Konsumsi dan Pemanfaatan Energi sebagai Bentuk Konsumsi
Pemakaian atau penggunaan manfaat dari barang dan jasa merupakan kegiatan konsumsi. Sehingga konsumsi merupakan tujuan yang penting dari produksi
, tetapi tujuan utamanya adalah untuk memenuhi kebutuhan hidup seseorang. Islam adalah agama komprehensif yang ajarannya mencakup seluruh aspek kehidupan, baik pengaturan tingkah laku manusia, maupun aspek moral dan etika. Islam mengatur sedemikian detil hal-hal kecil, semacam halal-haram, najis-suci dan sebagainya. Sehingga hal ini yang membedakan kesempurnaan Islam dibanding sistem kemasyarakatan manapun, baik modern atau lama, termasuk dalam hal ini konsumsi.
Konsumsi tentu tidak hanya berkaitan dengan makanan, karena konsumsi terkait juga dengan pemanfaatan barang dan jasa. Oleh karenanya pemanfaatan energi untuk memenuhi kebutuhan manusia juga merupakan bentuk konsumsi itu sendiri.
Hemat Energi, Lingkungan Hidup dan Kemaslahatan Hidup
Negara Indonesia merupakan salah satu negara yang mempunyai kekayaan yang luar biasa. Di antara kekayaan itu adalah, hamparan tanah sawah dan perkebunan, sungai dan lautan beserta isinya, gunung-gunung yang masih aktif, pusat-pusat tambang perut bumi, potensi hutan yang amat besar, dan didukung oleh kuantitas sumberdaya manusia yang besar. Semua adalah rahmat dan karunia Allah pada bangsa Indonesia untuk didayagunakan sebesar-besar kemakmuran rakyatnya.
Eksploitasi terhadap tambang, hutan dan sumberdaya air yang sedemikian luas, akan sangat mengkhawatirkan manakala tidak diimbangi dengan pengelolaan yang sesuai dengan asas kemanfaatan seluruh rakyat dan asas pelestarian lingkungan hidup.
Melalui pemanfaatan SDA yang cerdas dan berwawasan lingkungan, diharapkan dapat mencapai kemaslahatan hidup yang sesungguhnya. Yakni suatu kehidupan masyarakat yang adil makmur dan sejahtera. Allah SWT berfirman: "Dan tiadalah Kami mengutus kamu, melainkan untuk (menjadi) rahmatan lil'alamiin" (QS. 21 : 107). Pandangan hidup ini mencerminkan pandangan yang holistis terhadap kehidupan kita, yaitu bahwa manusia adalah bagian dari lingkungan tempat hidupnya.
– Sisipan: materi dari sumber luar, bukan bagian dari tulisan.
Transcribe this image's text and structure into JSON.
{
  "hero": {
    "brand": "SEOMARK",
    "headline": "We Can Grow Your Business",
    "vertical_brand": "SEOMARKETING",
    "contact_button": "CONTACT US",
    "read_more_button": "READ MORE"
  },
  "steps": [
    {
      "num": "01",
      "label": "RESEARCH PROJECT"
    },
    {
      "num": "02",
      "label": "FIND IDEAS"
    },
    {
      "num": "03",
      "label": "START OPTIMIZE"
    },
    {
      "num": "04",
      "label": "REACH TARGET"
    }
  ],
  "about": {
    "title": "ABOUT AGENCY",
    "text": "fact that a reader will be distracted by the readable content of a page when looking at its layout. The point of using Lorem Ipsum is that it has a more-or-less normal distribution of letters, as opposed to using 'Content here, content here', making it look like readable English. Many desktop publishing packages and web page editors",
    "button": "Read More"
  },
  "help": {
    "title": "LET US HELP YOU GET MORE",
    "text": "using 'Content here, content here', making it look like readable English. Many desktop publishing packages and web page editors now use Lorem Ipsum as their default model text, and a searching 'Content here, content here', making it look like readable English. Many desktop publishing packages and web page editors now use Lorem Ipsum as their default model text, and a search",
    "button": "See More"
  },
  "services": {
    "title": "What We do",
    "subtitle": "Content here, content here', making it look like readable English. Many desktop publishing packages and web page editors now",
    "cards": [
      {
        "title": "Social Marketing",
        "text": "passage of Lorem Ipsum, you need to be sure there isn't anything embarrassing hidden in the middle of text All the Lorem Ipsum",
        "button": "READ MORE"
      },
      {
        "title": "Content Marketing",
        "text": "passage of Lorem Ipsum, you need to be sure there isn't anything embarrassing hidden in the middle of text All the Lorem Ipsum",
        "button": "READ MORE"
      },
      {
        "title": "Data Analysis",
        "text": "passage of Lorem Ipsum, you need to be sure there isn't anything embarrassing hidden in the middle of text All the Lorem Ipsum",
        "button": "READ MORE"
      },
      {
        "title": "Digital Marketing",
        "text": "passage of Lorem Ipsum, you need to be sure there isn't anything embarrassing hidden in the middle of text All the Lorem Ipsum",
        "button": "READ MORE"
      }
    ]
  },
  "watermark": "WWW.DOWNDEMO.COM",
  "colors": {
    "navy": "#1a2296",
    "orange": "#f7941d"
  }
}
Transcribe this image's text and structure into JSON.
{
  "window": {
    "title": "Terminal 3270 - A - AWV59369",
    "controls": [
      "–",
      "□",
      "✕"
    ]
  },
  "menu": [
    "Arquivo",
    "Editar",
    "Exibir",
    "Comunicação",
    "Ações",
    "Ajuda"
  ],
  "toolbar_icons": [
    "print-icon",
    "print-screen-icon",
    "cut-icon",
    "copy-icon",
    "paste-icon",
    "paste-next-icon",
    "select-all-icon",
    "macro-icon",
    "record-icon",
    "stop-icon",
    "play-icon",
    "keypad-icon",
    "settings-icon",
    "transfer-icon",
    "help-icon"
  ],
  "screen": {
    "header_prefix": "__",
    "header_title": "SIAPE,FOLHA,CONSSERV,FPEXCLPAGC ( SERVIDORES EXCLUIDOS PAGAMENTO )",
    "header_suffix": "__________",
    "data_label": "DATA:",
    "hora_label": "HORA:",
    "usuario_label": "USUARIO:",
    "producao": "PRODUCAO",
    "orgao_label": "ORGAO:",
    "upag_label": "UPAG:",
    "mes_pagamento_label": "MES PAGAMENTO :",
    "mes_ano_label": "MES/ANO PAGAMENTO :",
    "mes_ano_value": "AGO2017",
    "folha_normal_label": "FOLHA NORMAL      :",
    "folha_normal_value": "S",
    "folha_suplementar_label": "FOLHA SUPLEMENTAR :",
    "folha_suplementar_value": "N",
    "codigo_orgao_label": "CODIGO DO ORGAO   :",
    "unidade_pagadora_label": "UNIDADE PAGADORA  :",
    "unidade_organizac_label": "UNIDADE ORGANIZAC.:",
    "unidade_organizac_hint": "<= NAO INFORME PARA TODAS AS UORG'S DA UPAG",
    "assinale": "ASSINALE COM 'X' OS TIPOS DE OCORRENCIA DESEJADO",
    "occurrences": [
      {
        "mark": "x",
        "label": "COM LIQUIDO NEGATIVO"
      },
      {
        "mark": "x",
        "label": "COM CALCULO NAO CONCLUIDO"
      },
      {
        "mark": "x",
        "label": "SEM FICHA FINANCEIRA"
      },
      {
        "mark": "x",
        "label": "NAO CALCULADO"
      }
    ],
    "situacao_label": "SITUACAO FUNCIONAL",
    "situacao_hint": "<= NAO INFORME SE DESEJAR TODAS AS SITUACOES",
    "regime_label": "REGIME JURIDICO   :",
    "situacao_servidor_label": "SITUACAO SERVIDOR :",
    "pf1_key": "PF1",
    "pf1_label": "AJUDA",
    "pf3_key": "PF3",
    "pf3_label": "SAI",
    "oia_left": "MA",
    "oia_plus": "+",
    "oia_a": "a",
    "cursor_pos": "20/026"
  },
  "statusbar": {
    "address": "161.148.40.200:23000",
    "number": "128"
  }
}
Sekaligus manusia merupakan pemegang mandat pemakmur bumi.
Namun manusia pula sebagai pembuat kekacauan bumi, sebagai akibat perbuatan nafsu rakus dan boros anak manusia, yang sebenarnya oleh Allah telah diingatkan dalam firmanNya: "Dan bila dikatakan kepada mereka: "Janganlah membuat kerusakan di muka bumi", mereka menjawab: "Sesungguhnya kami orang-orang yang mengadakan perbaikan." (QS. 2 : 11).
Keingkaran manusia tersebut menimbulkan bencana alam dan kerusakan di bumi sebagaimana firmanNya: "Telah nampak kerusakan di darat dan di laut disebabkan karena perbuatan tangan manusia, supaya Allah merasakan kepada mereka sebagian dari (akibat) perbuatan mereka, agar mereka kembali (ke jalan yang benar)". Katakanlah : "Adakan perjalanan di muka bumi dan perhatikanlah bagaimana kesudahan orang-orang dahulu. Kebanyakan dari mereka itu adalah orang-orang yang mempersekutukan (Allah)." (QS. 30 : 41-42).
Tanda-tanda kebenaran firman Allah telah dapat dibuktikan dalam fakta banyaknya terjadi bencana alam, kekeringan, banjir, tanah longsor, air yang tercemar, bahan bakar yang menipis dan lain-lain.
Oleh karenanya manusia sudah seharusnya kembali instrospeksi, konsolidasi, dan menata kembali budaya yang memperkosa alam dengan pemborosan SDA menjadi budaya yang dianjurkan oleh sang pembuat alam semesta beserta manual prosedurNya. Termasuk upaya sederhana yang berdampak besar yakni berhemat dalam mengkonsumsi apapun termasuk listrik, BBM dan Air. Wallahu A’lamu.